THE British Business Bank has expanded its Start Up Loans programme in Northern Ireland, where it has already offered more than £12 million of support to around 1,000 local entrepreneurs since its launch in 2012.

The programme for start-ups provides personal loans for business purposes of up to £25,000 at a 6 per cent fixed interest rate a year and offers free dedicated mentoring for 12 months and support to each business.

The bank will now lend to start ups which have been trading for up to three years, while second loans will be available to eligible businesses trading for up to five years (it previously only applied to those trading for two years).

The expansion follows the 2021/22 Spending Review, at which the government made the commitment to provide 33,000 loans to the programme over the next three years.

Susan Nightingale, devolved nations director (UK Network) at the bank, said: “The extension of the programme will enable us to work with those businesses that had perhaps just got going when the pandemic hit or are ready to consolidate and grow their businesses now that they are back on their feet. We want to ensure that these businesses do not get left behind.

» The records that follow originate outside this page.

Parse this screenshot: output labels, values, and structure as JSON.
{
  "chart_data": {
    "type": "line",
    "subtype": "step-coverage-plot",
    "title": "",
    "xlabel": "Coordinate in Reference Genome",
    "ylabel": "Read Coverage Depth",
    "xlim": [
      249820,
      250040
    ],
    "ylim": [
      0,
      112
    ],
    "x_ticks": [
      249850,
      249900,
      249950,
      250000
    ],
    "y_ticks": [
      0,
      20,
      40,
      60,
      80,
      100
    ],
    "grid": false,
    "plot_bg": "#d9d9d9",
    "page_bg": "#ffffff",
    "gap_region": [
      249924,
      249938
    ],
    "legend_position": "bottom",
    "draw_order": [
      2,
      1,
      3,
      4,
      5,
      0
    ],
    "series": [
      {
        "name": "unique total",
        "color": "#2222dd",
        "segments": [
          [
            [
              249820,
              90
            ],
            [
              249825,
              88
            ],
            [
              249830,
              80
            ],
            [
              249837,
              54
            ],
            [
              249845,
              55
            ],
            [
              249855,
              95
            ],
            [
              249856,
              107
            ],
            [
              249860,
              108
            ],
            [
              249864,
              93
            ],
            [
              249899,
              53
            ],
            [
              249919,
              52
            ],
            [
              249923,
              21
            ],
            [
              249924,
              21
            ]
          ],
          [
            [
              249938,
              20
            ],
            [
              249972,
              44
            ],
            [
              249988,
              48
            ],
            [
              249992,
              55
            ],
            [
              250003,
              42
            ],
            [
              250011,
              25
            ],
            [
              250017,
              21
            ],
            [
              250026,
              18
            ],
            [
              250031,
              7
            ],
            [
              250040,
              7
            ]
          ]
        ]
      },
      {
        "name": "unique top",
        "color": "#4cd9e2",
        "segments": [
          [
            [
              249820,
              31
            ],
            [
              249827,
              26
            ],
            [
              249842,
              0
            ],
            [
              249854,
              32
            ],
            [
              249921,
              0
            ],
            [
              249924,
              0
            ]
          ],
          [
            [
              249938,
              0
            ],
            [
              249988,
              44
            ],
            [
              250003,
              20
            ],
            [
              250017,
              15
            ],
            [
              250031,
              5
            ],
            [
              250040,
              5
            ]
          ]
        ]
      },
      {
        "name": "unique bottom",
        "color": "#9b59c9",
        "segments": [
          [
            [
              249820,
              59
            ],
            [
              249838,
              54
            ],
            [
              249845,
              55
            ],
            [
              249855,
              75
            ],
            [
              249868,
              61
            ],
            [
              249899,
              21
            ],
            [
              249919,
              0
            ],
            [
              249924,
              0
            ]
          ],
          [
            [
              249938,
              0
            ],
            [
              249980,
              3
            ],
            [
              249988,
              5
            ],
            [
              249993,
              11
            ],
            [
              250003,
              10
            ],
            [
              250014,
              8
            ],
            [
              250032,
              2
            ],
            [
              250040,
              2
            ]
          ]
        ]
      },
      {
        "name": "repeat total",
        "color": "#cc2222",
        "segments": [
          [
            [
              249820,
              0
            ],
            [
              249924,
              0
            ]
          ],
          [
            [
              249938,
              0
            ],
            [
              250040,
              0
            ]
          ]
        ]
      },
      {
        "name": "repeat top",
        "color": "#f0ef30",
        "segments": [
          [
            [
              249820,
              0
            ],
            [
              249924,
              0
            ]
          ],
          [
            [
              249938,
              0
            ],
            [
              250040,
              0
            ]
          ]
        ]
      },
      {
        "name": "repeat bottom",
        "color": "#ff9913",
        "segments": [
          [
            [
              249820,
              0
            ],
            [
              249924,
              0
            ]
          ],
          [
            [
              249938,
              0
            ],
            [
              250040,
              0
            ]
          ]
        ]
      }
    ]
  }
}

“We have always been committed to providing support and funding to smaller businesses with entrepreneurial ambitions across all industry sectors. Having delivered more than £12m in loans to Northern Ireland alone highlights our continued efforts to help people from diverse backgrounds achieve their business goals.”

Business Secretary Jacob Rees-Mogg said: “Northern Ireland people are some of the most entrepreneurial in the UK, which is especially true when it comes to micro-businesses, which make up 89 percent of the business community.

“By expanding on the £12 million in Start Up Loans Northern Irish businesses have already received, we can harness that pro-business culture and channel it into a bright future filled with jobs, growth, and sustainability.”